Regen has sent a letter to the Secretary of State to highlight concerns, shared by many experts and investors, that converting the GB electricity market into one based on zonal pricing will undermine the clean power mission. After years of engaging extensively in REMA, the benefits case for converting the GB electricity market to zonal pricing remains uncertain and the implementation and investment risks are high.

The Clean Power 2030 plan marks a significant change for the energy sector, and we warmly welcome the commitment to accelerate clean power in the UK. To drive this vital mission forward, the government will soon have to make a decision on reforming electricity markets.

However, many experts and investors share the view converting the GB electricity market into one based on zonal pricing could undermine the clean power mission.
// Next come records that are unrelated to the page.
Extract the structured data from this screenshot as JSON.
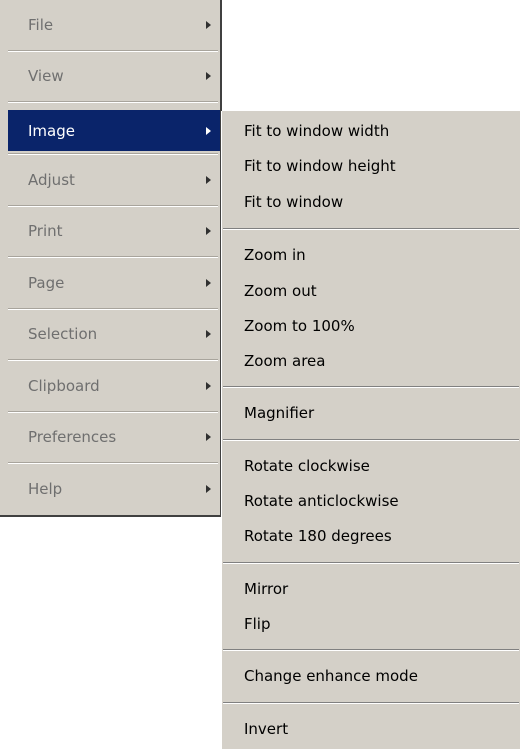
{
  "main_menu": {
    "items": [
      {
        "label": "File"
      },
      {
        "label": "View"
      },
      {
        "label": "Image"
      },
      {
        "label": "Adjust"
      },
      {
        "label": "Print"
      },
      {
        "label": "Page"
      },
      {
        "label": "Selection"
      },
      {
        "label": "Clipboard"
      },
      {
        "label": "Preferences"
      },
      {
        "label": "Help"
      }
    ],
    "active_item": "Image"
  },
  "submenu": {
    "items": [
      {
        "label": "Fit to window width"
      },
      {
        "label": "Fit to window height"
      },
      {
        "label": "Fit to window"
      },
      {
        "label": "Zoom in"
      },
      {
        "label": "Zoom out"
      },
      {
        "label": "Zoom to 100%"
      },
      {
        "label": "Zoom area"
      },
      {
        "label": "Magnifier"
      },
      {
        "label": "Rotate clockwise"
      },
      {
        "label": "Rotate anticlockwise"
      },
      {
        "label": "Rotate 180 degrees"
      },
      {
        "label": "Mirror"
      },
      {
        "label": "Flip"
      },
      {
        "label": "Change enhance mode"
      },
      {
        "label": "Invert"
      }
    ]
  },
  "colors": {
    "menu_bg": "#d4d0c8",
    "highlight_bg": "#0a246a",
    "highlight_text": "#ffffff",
    "disabled_text": "#6f6f6f"
  }
}
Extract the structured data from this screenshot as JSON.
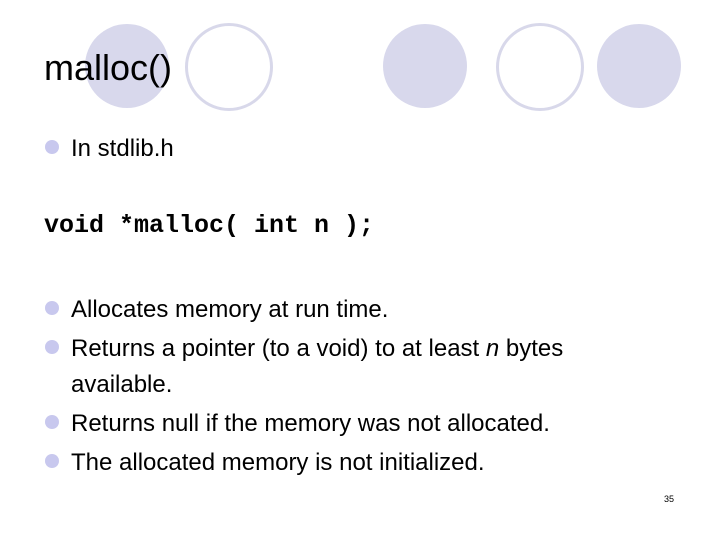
{
  "slide": {
    "title": "malloc()",
    "bullet1": "In stdlib.h",
    "code": "void *malloc( int n );",
    "bullets": [
      "Allocates memory at run time.",
      {
        "before": "Returns a pointer (to a void) to at least ",
        "italic": "n",
        "after": " bytes",
        "continuation": "available."
      },
      "Returns null if the memory was not allocated.",
      "The allocated memory is not initialized."
    ],
    "page_number": "35"
  },
  "theme": {
    "circle_color": "#d8d8ec",
    "bullet_color": "#c8c8ee"
  }
}
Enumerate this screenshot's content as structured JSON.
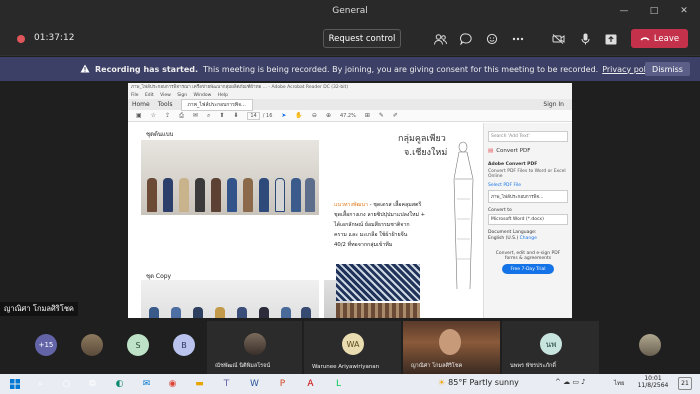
{
  "window": {
    "title": "General",
    "minimize": "—",
    "maximize": "□",
    "close": "✕"
  },
  "meeting": {
    "timer": "01:37:12",
    "request_control": "Request control",
    "leave": "Leave",
    "people_icon": "people-icon",
    "chat_icon": "chat-icon"
  },
  "banner": {
    "title": "Recording has started.",
    "text": "This meeting is being recorded. By joining, you are giving consent for this meeting to be recorded.",
    "link": "Privacy policy",
    "dismiss": "Dismiss"
  },
  "pdf": {
    "window_title": "ภาพ_ไฟล์ประกอบการพิจารณา เครือข่ายพัฒนากลุ่มผลิตภัณฑ์ผ้าทอ ... - Adobe Acrobat Reader DC (32-bit)",
    "menu": [
      "File",
      "Edit",
      "View",
      "Sign",
      "Window",
      "Help"
    ],
    "tab_home": "Home",
    "tab_tools": "Tools",
    "tab_doc": "ภาพ_ไฟล์ประกอบการพิจ...",
    "sign_in": "Sign In",
    "page_current": "14",
    "page_total": "/ 16",
    "zoom": "47.2%",
    "heading1": "ชุดต้นแบบ",
    "heading2": "ชุด Copy",
    "group_title_1": "กลุ่มคูลเพียว",
    "group_title_2": "จ.เชียงใหม่",
    "desc_orange": "แนวทางพัฒนา",
    "desc_lines": [
      "- ชุดเดรส  เสื้อคลุมสตรี",
      "ชุดเสื้อกางเกง  ลายซิปปุปมาแปลงใหม่ +",
      "ได้เอกลักษณ์  ย้อมสีธรรมชาติจาก",
      "คราม และ มะเกลือ  ใช้ผ้าฝ้ายจีน",
      "40/2 ที่ทอจากกลุ่มเข้าทีม"
    ],
    "side": {
      "search": "Search 'Add Text'",
      "convert": "Convert PDF",
      "adobe_convert": "Adobe Convert PDF",
      "convert_desc": "Convert PDF Files to Word or Excel Online",
      "select_file": "Select PDF File",
      "file_name": "ภาพ_ไฟล์ประกอบการพิจ...",
      "convert_to": "Convert to",
      "format": "Microsoft Word (*.docx)",
      "doc_lang": "Document Language:",
      "lang": "English (U.S.)",
      "change": "Change",
      "promo": "Convert, edit and e-sign PDF forms & agreements",
      "trial": "Free 7-Day Trial"
    }
  },
  "presenter_name": "ญาณิศา โกมลศิริโชค",
  "participants": {
    "more_count": "+15",
    "initial_s": "S",
    "initial_b": "B",
    "initial_wa": "WA",
    "initial_np": "นพ",
    "tile1": "ณัชพัฒณ์ นิติพิมลโรจน์",
    "tile2": "Warunee Ariyawiriyanan",
    "tile3": "ญาณิศา โกมลศิริโชค",
    "tile4": "นพพร พัชรประภักดิ์"
  },
  "taskbar": {
    "weather": "85°F  Partly sunny",
    "time": "10:01",
    "date": "11/8/2564",
    "lang": "ไทย",
    "notif": "21"
  },
  "colors": {
    "leave": "#c4314b",
    "banner": "#3c3f66",
    "trial": "#1473e6"
  }
}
After years of engaging extensively in REMA, Regen has reached its conclusions that embarking on a long complex reform process for uncertain benefits can only hinder the £40 billion a year investment needed, and divert vital time and resources. The implementation risks are high, and a ‘postcode lottery’ of volatile zonal price differences could damage public support for net zero.

That’s why we have written to the government setting out these concerns in an open letter to the Secretary of State, providing details of the implementation and investment risks. The letter makes the case for a progressive reform agenda to achieve a dynamic, highly agile, and near real-time national market that benefits consumers and complements Clean Power 2030, as set out in our REMA insight paper.